Note that gcc by default implements a language almost but not entirely
unlike C
and you have to tell it to use "-std=c89" (or "-ansi" in
older versions of gcc), or "-std=c99" for C99, and "-pedantic", to
get it to implement Standard C.
Note that:
void **x = ...
... x[1] ...
is very different from:
void *x = ...
... x[1] ...
The former actually means something in C, provided "x" points to the
first of at least two objects of type "void *". For instance, consider
the following somewhat silly code fragment:
int a;
double b;
struct S { char *p; char *q; } c;
void *three_void_stars[3] = { &a, &b, &c };
void **x = three_void_stars;
void *pick(int i) {
return x
;
}
A call to pick() at this point is valid if it supplies an argument
between 0 and 2 inclusive. The value returned is &a, &b, or &c
(converted to "void *"), correspondingly.
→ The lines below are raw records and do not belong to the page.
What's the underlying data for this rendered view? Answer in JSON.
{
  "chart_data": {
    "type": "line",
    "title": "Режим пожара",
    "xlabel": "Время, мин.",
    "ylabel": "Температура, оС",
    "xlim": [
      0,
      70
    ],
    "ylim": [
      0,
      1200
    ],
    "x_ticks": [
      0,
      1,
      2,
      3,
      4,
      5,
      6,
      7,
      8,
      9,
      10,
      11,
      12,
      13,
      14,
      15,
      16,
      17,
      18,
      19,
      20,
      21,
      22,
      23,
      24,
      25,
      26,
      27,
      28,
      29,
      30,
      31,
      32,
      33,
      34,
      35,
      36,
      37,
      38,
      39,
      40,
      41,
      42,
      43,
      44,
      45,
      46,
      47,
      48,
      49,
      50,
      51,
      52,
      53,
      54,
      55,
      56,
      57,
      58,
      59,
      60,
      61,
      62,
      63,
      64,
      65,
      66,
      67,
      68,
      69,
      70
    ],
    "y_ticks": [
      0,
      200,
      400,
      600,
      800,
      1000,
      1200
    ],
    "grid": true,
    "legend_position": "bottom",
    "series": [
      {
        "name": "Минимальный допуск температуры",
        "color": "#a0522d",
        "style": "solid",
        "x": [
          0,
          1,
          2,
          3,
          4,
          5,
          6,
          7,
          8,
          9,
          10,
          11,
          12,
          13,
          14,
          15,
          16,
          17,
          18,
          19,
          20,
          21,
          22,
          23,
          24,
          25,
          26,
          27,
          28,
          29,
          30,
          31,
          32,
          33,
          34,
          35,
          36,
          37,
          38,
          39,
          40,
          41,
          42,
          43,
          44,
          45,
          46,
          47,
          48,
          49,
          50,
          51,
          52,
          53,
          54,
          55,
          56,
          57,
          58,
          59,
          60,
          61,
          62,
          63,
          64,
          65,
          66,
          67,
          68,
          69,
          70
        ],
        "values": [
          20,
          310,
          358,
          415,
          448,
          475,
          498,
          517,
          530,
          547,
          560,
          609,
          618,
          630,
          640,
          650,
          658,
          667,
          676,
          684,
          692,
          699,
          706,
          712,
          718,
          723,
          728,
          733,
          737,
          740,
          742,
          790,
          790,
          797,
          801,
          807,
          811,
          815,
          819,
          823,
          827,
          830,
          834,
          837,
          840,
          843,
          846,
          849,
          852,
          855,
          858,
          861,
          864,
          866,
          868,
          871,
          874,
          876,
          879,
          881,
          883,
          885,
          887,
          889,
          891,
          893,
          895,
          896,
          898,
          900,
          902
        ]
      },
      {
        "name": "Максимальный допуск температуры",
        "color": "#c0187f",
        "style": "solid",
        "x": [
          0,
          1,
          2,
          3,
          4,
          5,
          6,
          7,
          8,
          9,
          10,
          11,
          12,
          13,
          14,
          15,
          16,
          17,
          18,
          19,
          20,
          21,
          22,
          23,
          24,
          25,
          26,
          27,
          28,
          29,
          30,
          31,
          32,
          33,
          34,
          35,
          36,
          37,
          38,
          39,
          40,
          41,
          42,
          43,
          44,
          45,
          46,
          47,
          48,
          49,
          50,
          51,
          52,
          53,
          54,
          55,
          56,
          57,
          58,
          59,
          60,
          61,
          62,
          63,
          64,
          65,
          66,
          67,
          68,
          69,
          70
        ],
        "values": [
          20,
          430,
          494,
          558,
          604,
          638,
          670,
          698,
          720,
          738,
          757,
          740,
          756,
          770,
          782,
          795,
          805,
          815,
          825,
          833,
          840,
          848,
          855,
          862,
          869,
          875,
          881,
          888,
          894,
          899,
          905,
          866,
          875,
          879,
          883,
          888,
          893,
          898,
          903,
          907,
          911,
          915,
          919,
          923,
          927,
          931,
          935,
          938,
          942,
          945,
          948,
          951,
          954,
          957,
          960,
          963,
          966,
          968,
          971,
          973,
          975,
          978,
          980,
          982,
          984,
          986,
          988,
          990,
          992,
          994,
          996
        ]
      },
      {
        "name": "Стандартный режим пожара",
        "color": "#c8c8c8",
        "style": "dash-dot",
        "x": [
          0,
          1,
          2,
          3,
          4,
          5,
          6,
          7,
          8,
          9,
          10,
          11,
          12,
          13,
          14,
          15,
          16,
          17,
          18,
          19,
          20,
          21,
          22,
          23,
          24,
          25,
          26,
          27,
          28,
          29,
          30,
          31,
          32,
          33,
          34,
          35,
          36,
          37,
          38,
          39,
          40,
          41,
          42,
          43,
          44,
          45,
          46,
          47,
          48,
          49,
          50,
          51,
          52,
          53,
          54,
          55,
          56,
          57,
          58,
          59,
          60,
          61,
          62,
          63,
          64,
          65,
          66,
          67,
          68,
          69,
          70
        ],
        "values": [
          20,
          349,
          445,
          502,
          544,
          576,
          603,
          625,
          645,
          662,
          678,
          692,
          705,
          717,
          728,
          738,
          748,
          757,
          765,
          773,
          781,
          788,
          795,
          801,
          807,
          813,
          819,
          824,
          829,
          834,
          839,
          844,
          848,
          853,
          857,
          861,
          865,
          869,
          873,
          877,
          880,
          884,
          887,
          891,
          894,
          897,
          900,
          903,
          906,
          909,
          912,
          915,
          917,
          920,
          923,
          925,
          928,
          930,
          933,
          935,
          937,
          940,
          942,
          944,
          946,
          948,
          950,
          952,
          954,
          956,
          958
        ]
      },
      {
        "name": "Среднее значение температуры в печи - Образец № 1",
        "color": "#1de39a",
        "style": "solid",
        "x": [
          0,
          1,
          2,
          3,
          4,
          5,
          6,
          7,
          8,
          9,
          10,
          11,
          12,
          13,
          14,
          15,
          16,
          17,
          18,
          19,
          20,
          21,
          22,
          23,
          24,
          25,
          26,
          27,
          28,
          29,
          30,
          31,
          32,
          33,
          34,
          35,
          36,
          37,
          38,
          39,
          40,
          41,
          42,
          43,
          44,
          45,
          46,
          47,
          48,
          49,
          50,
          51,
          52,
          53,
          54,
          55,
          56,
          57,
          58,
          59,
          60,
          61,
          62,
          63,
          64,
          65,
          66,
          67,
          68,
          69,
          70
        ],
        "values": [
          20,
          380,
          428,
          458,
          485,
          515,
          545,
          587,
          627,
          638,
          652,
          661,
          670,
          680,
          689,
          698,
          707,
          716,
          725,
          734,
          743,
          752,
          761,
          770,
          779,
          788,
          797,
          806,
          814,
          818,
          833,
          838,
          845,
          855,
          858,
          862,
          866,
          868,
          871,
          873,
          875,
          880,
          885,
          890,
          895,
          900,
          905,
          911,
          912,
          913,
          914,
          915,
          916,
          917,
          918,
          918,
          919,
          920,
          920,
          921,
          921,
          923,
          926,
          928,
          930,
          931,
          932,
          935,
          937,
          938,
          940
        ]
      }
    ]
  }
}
Thus, we can finish this
code off with:
#include <stdio.h>
int main(int argc, char **argv) {
int *ip;
double *dp;
ip = pick(0);
*ip = 42;
dp = pick(1);
*dp = 4.2;
if (argc > 1)
printf("pick(1): %f\n", *(double *)pick(1));
else
printf("pick(0): %d\n", *(int *)pick(0));
return 0;
}
This program is quite useless, but its output is well-defined.